The sound of tromping through fallen leaves with Conall and Finn on October 11, 2021.

This morning I took Conall for a run in a nearby state forest. The Cross Vermont Rail Trail (a recreational trail on decommissioned railroad right-of-way that eventually will cross the breadth of the state) passes along a side of the state forest. It’s a wonderful place for us to run, peaceful and quiet and oh so beautiful under a canopy of tall trees. That’s been especially true as the tree leaves were turning color. Because the rail trail’s surface is smooth, I don’t worry about tripping over a boulder or root buried under all those leaves.

I love seeing the colorful leaves on the trees, but I might love them even more after they’ve fallen, covering any surface they meet as gravity pulls them gently toward the ground.
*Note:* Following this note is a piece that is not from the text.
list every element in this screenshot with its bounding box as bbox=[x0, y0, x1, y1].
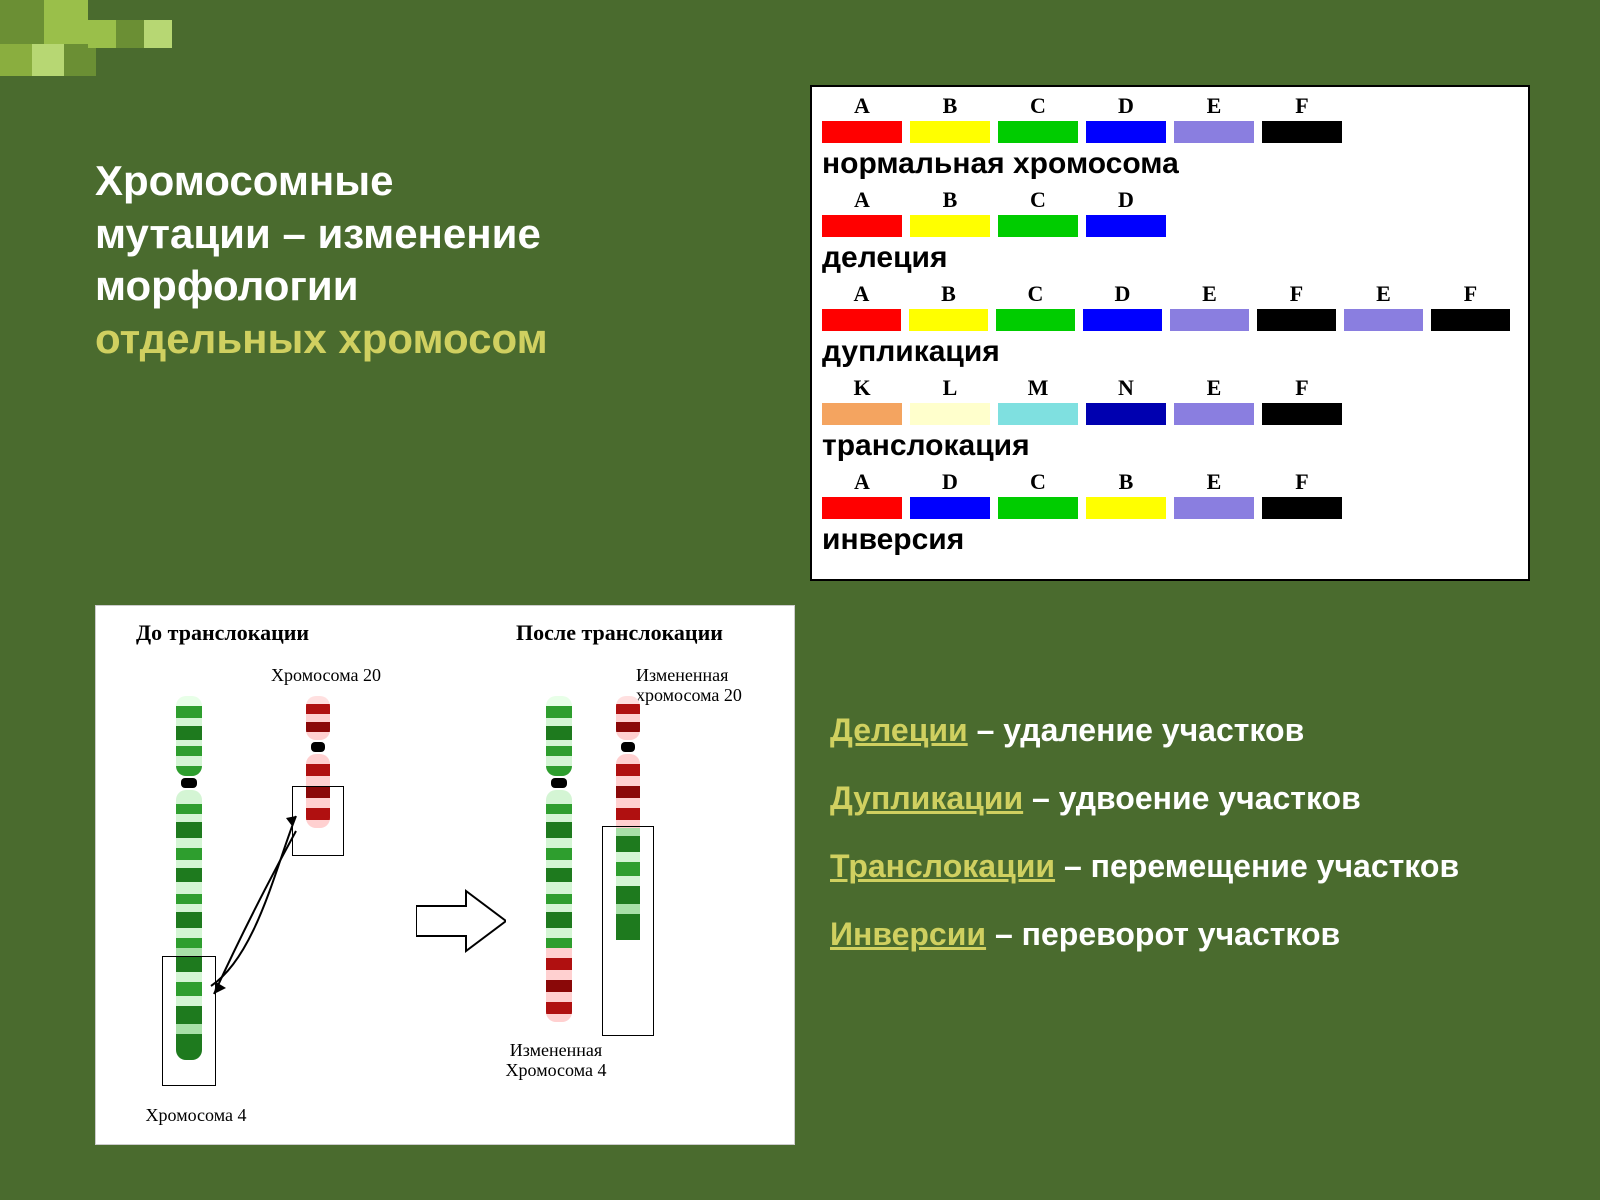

Leaves on the rail trail, October 12, 2021

rail trail completely covered in leaves
metal gate and stone pillar covered in leaves, leaves on ground nearby
Metal gate with stone pillar covered in leaves.
Bright orange sumac leaves.
Sumac leaves.
dog on leaf-covered trail leading toward fog
The light fog added a mystical, magical aura to the scene, like running through a tunnel into another dimension.
dog near stick in hole on bridge covered in leaves
Someone kindly and wisely put a stick into a hole in the planks of a bridge, alerting travelers to the potential hazard otherwise unseen because of the leaves.
trail covered in mostly alder and birch leaves, yellow and brown
Alder and/or birch leaves are yellow and brown, without of the vibrant oranges and yellows of the maples.
puddle with leaves covering its surface
A trail side puddle covered with various types dropped leaves.
Can’t you just hear the crunch of these leaves underfoot?
A large boulder (glacial erratic) blanketed in leaves.
fallen maple leaves resting on young alder leaves not yet fallen off their tree
Even the dead leaves still attached to a young alder, growing low to the ground, catch falling maple leaves, the colorful sides turned downward.
red and orange maple leaves on ground cemetery, near headstones
Bright red and orange maple leaves covering the grounds of a cemetery passed on the drive home.

Feature photo: near home with the boys, October 9, 2021.

10 thoughts on “So. Many. Leaves!”

  1. I’ve never seen the New England colors. But we used to make Fall visits to northern Japan to leaf peep and it looks similar with an explosion of hues. Socal, even in the mountains, is color deprived in comparison.